Editorial del programa 375 de Razón de Estado
En la historia de los pueblos hay momentos en que el reloj parece moverse más lento, como si el tiempo, cansado del abuso, espera ver caer al tirano.
Así ocurre hoy en Colombia, con Gustavo Petro, quien, habiendo llegado al poder con mentiras, dinero sucio y ambición desmedida, agoniza en las últimas horas de su mandato. No quiere irse. No sabe hacerlo. Porque quien nació del crimen, la corrupción y el narcotráfico, no entiende la democracia como un pacto de alternancia, sino como botín que solo se entrega por la fuerza.
El origen de Petro es la sombra; su escuela, la violencia; su credo, el engaño. Llegó mintiendo, prometiendo redención a los pobres, mientras se arrodilla ante los capos que financiaron su campaña.
Transformó el Estado en una guarida de leales y cómplices, y, desde allí, persiguió con saña de cobarde a todo aquel que osara decir la verdad: periodistas, jueces, expresidentes, opositores.

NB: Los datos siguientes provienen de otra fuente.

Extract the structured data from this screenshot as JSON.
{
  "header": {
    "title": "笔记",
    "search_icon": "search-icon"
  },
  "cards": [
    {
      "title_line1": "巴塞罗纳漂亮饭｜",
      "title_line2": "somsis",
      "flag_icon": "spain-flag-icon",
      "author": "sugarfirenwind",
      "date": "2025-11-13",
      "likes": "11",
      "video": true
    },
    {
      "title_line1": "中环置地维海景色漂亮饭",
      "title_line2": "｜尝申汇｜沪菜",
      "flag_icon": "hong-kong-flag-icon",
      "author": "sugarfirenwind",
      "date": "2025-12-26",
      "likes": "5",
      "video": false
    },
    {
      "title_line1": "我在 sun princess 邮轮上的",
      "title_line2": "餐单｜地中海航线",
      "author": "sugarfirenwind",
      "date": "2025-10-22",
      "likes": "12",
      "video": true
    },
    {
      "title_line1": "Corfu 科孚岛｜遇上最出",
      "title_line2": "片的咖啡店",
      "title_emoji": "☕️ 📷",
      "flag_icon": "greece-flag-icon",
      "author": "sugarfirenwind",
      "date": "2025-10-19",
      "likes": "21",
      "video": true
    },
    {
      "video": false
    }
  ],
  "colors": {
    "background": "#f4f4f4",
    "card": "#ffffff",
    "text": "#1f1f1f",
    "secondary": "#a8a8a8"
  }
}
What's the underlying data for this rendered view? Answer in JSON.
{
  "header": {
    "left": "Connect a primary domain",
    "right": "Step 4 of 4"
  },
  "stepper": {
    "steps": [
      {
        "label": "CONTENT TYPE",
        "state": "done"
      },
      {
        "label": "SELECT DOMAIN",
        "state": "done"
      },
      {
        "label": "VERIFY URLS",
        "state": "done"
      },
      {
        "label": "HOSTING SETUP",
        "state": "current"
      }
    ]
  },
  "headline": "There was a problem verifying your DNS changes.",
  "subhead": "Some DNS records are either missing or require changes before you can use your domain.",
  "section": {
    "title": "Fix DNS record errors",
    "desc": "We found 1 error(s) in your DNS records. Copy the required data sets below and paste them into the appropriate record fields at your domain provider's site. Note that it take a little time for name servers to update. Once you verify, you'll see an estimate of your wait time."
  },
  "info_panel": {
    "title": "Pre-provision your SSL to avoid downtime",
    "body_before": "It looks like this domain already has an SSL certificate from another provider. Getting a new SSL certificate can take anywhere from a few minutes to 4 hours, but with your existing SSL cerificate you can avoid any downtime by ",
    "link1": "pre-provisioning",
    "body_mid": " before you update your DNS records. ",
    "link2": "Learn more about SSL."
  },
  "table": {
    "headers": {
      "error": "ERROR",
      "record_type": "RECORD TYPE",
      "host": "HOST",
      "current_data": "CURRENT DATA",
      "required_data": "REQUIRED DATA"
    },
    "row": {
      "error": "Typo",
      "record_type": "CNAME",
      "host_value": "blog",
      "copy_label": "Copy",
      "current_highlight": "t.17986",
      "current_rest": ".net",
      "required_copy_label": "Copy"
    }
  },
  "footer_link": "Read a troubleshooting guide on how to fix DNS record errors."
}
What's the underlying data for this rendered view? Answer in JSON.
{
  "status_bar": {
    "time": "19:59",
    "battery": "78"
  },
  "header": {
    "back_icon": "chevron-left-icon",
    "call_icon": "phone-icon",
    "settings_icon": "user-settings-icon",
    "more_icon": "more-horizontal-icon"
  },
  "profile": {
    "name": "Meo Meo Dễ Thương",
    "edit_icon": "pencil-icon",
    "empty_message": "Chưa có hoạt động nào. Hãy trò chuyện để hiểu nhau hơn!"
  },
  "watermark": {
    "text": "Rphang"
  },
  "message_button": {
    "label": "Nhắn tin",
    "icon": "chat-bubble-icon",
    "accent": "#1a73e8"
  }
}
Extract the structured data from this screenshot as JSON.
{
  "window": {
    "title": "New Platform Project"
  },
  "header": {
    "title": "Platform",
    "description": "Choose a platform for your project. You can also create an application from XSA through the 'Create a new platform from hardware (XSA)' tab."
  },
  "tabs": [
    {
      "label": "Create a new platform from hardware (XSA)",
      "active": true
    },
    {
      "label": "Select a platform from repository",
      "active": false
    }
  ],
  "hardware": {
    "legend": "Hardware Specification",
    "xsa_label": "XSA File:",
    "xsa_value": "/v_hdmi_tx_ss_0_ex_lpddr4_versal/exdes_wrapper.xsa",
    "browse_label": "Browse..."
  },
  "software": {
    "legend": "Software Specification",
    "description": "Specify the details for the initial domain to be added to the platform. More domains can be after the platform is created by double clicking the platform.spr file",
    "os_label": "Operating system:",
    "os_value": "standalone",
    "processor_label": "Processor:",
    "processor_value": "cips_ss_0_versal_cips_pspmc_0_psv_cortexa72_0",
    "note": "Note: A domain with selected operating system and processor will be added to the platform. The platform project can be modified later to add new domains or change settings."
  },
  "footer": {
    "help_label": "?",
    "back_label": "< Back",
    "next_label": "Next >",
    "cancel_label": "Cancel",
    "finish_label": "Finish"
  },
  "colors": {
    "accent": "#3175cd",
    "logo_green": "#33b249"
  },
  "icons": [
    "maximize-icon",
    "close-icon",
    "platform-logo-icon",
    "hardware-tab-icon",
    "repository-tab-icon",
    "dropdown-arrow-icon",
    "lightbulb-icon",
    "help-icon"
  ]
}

Todos han sido víctimas de su miedo, pues no hay peor verdugo que el que teme ser juzgado.
Ignorante, vulgar, resentido, convencido de que la historia empieza y termina con su nombre, Petro es un farsante con capa de libertador, más preocupado por el aplauso de los suyos que por el bien de su patria.
Hoy, expuesto ante el mundo, señalado por Estados Unidos como facilitador del narcotráfico, el autócrata busca su última jugada. Pretende convocar una Constituyente para perpetuarse en el poder, siguiendo el camino maldito del chavismo.
Petro no ha aprendido nada de la historia, ni de la miseria que el socialismo sembró en Venezuela: pobreza, exilio, hambre, miedo. Cree que, cambiando la Constitución, podrá escapar del juicio de su pueblo.
Mientras Petro manipula leyes, compra voluntades y amenaza a quienes disienten, el país que mal gobierna se hunde en corrupción, impunidad y miseria. Ese es su legado. Petro no entiende que las constituciones no se escriben para esconder delitos, sino para proteger libertades. Intenta borrar los límites del poder, pero no podrá detener la verdad. Podrá perseguir a sus críticos, pero no silenciar la memoria.
Solo queda esperar, pero los colombianos deben despertar para que la noche de este impostor llegue a su fin. Que se apague, por fin, la voz del crimen disfrazado de gobierno.
Cuando Petro se vaya, América Latina podrá decir, con alivio y con justicia: ha caído uno más. Y con él, se ha ido otro enemigo de la libertad.